Le conseiller municipal du district Fabreville et chef de Parti Laval, Michel Trottier, fait le constat que plus de 72 heures après la tempête du dimanche 12 février, qui a laissé une vingtaine de centimètres au sol, plusieurs trottoirs des principales artères du quartier Champfleury et Fabreville sont toujours impraticables.

Danger et inefficacité

M. Trottier constate « l’échec total » de la stratégie de déneigement de l’administration Demers après avoir sillonné son district.
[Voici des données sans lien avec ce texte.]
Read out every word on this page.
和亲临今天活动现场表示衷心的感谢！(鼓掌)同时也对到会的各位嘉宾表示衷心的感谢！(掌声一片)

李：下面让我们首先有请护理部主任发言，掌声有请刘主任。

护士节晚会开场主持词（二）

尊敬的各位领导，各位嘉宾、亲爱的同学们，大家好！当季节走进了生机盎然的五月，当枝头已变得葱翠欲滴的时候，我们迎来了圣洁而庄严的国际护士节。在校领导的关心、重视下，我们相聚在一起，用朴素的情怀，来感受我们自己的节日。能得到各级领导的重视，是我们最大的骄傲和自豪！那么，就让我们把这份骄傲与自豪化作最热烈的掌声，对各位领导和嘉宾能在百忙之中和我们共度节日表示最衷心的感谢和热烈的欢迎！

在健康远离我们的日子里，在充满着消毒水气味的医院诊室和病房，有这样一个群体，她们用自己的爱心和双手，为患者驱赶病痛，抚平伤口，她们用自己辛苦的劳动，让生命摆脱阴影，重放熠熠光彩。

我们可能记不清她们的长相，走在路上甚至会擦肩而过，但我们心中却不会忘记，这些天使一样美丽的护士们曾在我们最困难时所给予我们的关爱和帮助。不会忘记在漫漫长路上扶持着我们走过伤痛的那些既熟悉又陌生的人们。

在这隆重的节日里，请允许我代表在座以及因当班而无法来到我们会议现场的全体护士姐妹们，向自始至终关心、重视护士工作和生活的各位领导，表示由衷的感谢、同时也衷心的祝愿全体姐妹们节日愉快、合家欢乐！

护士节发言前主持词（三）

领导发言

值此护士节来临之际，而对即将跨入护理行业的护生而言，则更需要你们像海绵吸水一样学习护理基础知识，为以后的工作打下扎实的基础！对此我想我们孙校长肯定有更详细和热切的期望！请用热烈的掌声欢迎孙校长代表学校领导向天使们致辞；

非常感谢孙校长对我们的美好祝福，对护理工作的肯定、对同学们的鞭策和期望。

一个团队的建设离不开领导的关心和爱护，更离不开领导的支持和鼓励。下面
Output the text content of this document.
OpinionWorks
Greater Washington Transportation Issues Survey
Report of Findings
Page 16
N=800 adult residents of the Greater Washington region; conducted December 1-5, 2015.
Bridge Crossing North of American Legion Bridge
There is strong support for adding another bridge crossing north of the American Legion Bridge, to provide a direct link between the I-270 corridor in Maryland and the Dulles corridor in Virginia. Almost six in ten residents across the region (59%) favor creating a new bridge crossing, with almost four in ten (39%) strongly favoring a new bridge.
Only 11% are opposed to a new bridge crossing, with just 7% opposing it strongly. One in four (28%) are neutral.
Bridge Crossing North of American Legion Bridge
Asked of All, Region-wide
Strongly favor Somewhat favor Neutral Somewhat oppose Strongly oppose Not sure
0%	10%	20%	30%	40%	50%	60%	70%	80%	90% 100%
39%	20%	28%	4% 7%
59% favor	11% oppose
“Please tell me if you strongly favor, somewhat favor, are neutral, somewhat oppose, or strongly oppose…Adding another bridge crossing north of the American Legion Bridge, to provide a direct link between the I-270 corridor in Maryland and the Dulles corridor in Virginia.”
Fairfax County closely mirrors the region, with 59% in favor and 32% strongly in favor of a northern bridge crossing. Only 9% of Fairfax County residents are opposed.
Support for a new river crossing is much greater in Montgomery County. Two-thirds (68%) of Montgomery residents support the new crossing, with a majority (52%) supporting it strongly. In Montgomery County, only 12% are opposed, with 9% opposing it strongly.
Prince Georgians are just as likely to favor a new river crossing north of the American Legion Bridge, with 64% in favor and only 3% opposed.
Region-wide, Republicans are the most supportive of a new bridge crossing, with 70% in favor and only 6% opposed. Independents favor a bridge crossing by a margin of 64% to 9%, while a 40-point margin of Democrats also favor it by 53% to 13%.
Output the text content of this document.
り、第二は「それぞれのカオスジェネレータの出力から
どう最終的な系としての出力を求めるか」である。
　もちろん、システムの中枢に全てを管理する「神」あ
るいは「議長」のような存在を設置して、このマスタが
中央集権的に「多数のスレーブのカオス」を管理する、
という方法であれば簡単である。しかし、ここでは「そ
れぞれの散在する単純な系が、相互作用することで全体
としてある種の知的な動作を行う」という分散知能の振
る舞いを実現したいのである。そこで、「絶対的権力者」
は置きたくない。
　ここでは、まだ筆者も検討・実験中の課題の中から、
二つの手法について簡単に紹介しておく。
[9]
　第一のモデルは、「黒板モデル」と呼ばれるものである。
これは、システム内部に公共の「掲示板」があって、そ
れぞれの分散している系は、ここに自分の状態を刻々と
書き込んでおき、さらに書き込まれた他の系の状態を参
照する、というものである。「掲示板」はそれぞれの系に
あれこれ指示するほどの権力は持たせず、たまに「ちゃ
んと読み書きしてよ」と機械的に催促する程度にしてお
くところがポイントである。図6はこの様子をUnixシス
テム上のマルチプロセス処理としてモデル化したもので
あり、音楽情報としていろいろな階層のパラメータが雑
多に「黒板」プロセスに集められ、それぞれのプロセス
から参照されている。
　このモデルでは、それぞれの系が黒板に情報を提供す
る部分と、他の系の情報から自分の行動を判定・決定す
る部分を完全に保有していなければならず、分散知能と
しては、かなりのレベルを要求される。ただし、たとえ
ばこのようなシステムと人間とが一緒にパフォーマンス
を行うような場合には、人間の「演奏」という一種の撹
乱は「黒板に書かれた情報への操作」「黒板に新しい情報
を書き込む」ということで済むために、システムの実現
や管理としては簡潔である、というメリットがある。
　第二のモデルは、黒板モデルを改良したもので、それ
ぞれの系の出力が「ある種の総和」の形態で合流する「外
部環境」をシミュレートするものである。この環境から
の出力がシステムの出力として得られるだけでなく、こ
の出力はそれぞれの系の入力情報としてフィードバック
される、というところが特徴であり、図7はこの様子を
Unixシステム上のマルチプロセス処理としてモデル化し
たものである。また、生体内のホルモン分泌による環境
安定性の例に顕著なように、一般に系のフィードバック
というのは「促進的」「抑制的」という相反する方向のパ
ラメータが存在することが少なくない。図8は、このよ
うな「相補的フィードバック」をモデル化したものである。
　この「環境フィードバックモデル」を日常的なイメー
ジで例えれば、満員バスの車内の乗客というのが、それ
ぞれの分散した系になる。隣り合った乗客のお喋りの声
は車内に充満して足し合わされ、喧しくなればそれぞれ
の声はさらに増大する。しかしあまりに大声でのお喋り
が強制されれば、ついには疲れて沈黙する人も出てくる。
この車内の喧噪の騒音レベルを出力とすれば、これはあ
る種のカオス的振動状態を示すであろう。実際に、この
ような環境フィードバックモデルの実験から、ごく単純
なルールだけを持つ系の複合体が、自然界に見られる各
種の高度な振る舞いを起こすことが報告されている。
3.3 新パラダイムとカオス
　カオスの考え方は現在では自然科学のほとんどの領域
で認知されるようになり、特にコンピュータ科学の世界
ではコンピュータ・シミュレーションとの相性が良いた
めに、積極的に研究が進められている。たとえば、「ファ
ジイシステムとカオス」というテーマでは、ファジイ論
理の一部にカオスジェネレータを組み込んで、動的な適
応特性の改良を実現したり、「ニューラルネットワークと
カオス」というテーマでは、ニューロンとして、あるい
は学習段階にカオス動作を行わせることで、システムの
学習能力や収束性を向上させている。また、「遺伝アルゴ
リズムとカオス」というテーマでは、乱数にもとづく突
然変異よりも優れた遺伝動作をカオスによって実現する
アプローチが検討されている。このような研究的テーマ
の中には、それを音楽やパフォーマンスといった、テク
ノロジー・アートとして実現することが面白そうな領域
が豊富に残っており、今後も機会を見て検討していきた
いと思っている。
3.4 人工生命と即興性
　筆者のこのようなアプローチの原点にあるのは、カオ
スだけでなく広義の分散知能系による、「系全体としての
En effet, les trottoirs des 4artères majeures du quartier, boulevards  Le Corbusier, des Oiseaux et des Rossignols et de La Volière ne sont toujours pas déneigés; obligeant les piétons à marcher sur la rue.

« Il est inacceptable que les enfants et les utilisateurs du transport en commun doivent marcher dans les rues plus de 72 heures après la dernière tempête. C’est dangereux et les citoyens s’attendent à un bien meilleur service.» Déclare M. Trottier.

De plus, dans Fabreville Est, M. Trottier observe de nombreuses rues mal déneigées et la circulation automobile de plus en plus ardue.

Photographies à l’appui, M. Trottier démontre clairement que les trottoirs du boulevard Le Corbusier, une artère prioritaire dans la stratégie neige de la ville, sont inaccessibles trois jours après la dernière tempête.

Choix stratégiques questionnés

Pour M. Trottier, les choix budgétaires de l’administration Demers pèsent de plus en plus sur la qualité de vie des citoyens lavallois.

« Le choix du maire de Laval d’investir plus de 225 millions $ dans un aréna et un complexe aquatique et l’embauche de plus de 485 employés, principalement chez les cadres et les professionnels, a des conséquences directes sur les services reçus par les citoyens dans chacun des quartiers », affirme Michel Trottier.

Le chef de Parti Laval réclame une révision de la stratégie de déneigement et un soutien accru aux cols bleus afin qu’ils puissent faire leur travail adéquatement.

« Du personnel et de l’équipement pour mieux servir nos citoyens devraient être prioritaire, et non des infrastructures pour des équipes professionnelles ou pour attirer des compétitions internationales aquatiques » mentionne Michel Trottier.

« Depuis 2013, le personnel chez les cols bleus n’a augmenté que de 8,7%, soit 58 personnes par année, pour entretenir plus de 3000km de rues. Pendant la même période, les cadres et contremaîtres (29,9%) et les professionnels (65,9%) ont vu leur nombre exploser à 260 personnes par année. Pas surprenant qu’il manque de ressources sur le terrain » conclut Michel Trottier.